L’ampleur de notre dépendance vis à vis des animaux pour la pollinisation des cultures de production destinées à l’alimentation humaine n’a pas encore été évaluée et les prévisions pour les pays ou les continents ont rarement utilisé des données primaires.
Dans la présente étude, nous enrichissons à l’aide de nouvelles estimations les précédentes données primaires à partir de 200 pays et nous avons constaté que les fruits, les légumes ou la production de semences des 87 des principales cultures vivrières dépendent de la pollinisation des animaux, tandis que 28 cultures ne se basent pas sur la pollinisation animale.
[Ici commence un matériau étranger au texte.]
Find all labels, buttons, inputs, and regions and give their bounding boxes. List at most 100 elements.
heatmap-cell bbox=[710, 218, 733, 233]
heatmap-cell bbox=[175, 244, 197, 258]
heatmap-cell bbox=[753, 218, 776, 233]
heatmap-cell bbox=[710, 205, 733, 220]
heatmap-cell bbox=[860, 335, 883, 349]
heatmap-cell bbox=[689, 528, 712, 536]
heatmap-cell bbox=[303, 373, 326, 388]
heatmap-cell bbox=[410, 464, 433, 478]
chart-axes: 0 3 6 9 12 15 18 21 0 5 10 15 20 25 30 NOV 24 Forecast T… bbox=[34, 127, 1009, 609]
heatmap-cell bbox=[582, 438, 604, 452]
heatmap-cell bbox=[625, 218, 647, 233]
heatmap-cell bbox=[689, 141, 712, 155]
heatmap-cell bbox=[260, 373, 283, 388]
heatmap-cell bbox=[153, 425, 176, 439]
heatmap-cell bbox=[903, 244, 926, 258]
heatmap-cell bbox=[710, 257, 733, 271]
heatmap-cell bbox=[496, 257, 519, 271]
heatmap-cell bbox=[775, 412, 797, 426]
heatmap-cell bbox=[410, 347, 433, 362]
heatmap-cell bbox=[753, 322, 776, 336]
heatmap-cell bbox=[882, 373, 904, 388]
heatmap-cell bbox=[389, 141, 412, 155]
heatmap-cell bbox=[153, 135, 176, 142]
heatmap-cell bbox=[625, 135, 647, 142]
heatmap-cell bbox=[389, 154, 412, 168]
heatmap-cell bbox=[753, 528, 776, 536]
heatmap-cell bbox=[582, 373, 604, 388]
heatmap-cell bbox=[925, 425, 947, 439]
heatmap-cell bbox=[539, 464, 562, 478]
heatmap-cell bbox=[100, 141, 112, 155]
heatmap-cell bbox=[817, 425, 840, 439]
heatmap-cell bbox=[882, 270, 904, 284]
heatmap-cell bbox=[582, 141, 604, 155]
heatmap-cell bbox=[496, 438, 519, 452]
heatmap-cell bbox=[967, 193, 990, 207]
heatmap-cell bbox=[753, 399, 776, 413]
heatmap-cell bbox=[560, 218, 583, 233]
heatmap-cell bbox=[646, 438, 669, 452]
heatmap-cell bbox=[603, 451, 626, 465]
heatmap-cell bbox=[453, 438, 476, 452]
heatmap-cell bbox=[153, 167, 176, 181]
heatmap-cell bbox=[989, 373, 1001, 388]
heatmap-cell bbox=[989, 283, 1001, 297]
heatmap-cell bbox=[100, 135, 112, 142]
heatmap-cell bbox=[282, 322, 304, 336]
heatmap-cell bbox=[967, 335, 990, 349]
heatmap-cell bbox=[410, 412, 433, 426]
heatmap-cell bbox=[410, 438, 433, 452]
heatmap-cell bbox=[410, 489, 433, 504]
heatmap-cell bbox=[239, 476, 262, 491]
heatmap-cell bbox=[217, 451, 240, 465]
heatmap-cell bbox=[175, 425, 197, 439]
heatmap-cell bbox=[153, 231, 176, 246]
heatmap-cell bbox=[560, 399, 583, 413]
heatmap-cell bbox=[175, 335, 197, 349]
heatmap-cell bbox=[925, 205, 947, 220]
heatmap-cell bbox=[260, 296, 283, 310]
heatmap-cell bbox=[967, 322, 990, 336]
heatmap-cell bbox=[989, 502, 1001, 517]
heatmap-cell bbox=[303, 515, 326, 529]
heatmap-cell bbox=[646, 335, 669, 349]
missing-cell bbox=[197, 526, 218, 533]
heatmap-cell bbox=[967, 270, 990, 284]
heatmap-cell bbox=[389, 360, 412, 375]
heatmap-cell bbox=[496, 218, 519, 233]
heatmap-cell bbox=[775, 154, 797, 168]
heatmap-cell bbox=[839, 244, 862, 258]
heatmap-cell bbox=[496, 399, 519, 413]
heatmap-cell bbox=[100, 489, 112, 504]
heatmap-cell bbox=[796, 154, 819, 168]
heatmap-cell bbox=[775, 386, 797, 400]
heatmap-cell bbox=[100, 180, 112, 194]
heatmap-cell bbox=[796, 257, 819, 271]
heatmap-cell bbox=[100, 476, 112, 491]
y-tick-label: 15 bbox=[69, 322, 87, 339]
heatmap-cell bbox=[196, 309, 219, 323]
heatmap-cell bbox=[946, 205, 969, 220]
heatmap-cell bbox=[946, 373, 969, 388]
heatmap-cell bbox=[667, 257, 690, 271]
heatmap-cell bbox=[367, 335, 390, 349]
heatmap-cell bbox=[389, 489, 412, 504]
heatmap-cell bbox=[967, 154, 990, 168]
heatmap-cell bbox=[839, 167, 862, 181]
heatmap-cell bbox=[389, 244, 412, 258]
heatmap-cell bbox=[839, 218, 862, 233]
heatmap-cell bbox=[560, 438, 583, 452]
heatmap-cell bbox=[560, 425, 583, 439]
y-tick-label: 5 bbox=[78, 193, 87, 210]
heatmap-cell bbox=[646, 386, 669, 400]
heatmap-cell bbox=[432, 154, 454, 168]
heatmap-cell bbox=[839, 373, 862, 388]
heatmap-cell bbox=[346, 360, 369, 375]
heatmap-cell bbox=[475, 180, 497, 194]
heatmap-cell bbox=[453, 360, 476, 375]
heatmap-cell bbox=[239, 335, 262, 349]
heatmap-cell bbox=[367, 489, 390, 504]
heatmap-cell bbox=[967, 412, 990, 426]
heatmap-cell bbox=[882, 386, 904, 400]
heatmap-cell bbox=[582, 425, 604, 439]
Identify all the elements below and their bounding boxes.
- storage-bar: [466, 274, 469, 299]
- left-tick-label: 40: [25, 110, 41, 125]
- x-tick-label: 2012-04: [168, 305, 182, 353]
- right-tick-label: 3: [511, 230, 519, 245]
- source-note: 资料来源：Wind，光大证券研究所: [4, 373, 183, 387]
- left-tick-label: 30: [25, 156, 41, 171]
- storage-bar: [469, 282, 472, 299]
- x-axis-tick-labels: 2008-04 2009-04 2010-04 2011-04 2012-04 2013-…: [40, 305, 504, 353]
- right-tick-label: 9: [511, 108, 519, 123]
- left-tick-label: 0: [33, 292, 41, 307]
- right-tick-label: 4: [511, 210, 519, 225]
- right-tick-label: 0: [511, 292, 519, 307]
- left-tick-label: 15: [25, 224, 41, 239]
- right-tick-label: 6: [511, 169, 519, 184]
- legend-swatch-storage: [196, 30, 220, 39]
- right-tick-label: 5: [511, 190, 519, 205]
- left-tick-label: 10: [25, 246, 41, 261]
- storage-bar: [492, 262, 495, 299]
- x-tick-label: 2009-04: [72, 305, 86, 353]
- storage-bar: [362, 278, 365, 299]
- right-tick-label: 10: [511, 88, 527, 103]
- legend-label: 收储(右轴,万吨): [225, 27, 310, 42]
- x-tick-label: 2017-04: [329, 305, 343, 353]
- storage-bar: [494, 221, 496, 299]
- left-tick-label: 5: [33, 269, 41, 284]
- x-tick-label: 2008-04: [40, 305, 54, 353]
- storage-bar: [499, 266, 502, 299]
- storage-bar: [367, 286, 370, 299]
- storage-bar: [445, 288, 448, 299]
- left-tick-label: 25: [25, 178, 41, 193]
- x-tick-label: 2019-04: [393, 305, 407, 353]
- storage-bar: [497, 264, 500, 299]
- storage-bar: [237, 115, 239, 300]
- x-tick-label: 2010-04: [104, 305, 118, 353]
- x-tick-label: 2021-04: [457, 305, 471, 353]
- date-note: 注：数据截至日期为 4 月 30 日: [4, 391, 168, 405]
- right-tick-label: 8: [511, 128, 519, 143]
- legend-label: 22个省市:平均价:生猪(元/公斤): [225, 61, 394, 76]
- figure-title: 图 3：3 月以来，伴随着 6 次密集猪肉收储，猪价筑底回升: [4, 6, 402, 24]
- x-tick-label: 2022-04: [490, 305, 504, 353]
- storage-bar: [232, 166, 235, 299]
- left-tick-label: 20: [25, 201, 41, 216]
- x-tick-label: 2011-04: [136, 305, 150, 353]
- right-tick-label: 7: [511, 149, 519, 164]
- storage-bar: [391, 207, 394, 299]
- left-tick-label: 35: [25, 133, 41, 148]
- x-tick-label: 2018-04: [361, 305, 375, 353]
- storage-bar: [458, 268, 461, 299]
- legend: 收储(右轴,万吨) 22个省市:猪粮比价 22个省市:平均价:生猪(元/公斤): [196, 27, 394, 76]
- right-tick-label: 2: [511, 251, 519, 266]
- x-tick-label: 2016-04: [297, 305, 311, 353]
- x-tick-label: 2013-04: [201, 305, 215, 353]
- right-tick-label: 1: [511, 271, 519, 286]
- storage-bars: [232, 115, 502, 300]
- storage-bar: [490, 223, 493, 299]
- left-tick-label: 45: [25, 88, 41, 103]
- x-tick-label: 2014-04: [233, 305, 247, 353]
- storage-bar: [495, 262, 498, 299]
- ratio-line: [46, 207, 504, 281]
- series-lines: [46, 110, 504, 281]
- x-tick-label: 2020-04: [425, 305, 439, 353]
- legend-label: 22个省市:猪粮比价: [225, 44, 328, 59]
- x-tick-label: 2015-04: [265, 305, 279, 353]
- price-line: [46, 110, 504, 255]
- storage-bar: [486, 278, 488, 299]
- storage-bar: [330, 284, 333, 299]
Toutefois, les volumes de production mondiaux donnent une vue contrastée, puisque 60% de la production mondiale provient de cultures qui ne dépendent pas de pollinisation animale, 35% à partir de cultures qui dépendent des pollinisateurs, 5% n’ayant pas été évalués.
En analysant toutes les cultures échangées sur le marché mondial et en mettant de côté les cultures qui sont uniquement à pollinisation passive par le vent ou par autofécondation, nous avons ensuite évalué le niveau de dépendance à l’égard des animaux pour la pollinisation des cultures qui sont directement consommés par l’homme. Nous avons constaté que les pollinisateurs sont essentiels pour 13 cultures, la production est fortement dépendante des pollinisateurs pour 30, modérément pour 27, légèrement pour 21, sans importance pour 7, et d’importance inconnue pour les 9 restant. Nous avons également évalué si des pratiques de gestion de la pollinisation à l’échelle locale ou à celle du paysage pourrait aider à maintenir la diversité des cultures et la production.
Des études de cas portant sur neuf types de cultures sur quatre continents ont révélé que l’intensification de l’agriculture met en péril les abeilles sauvages et leurs effets stabilisateurs sur les services de pollinisation.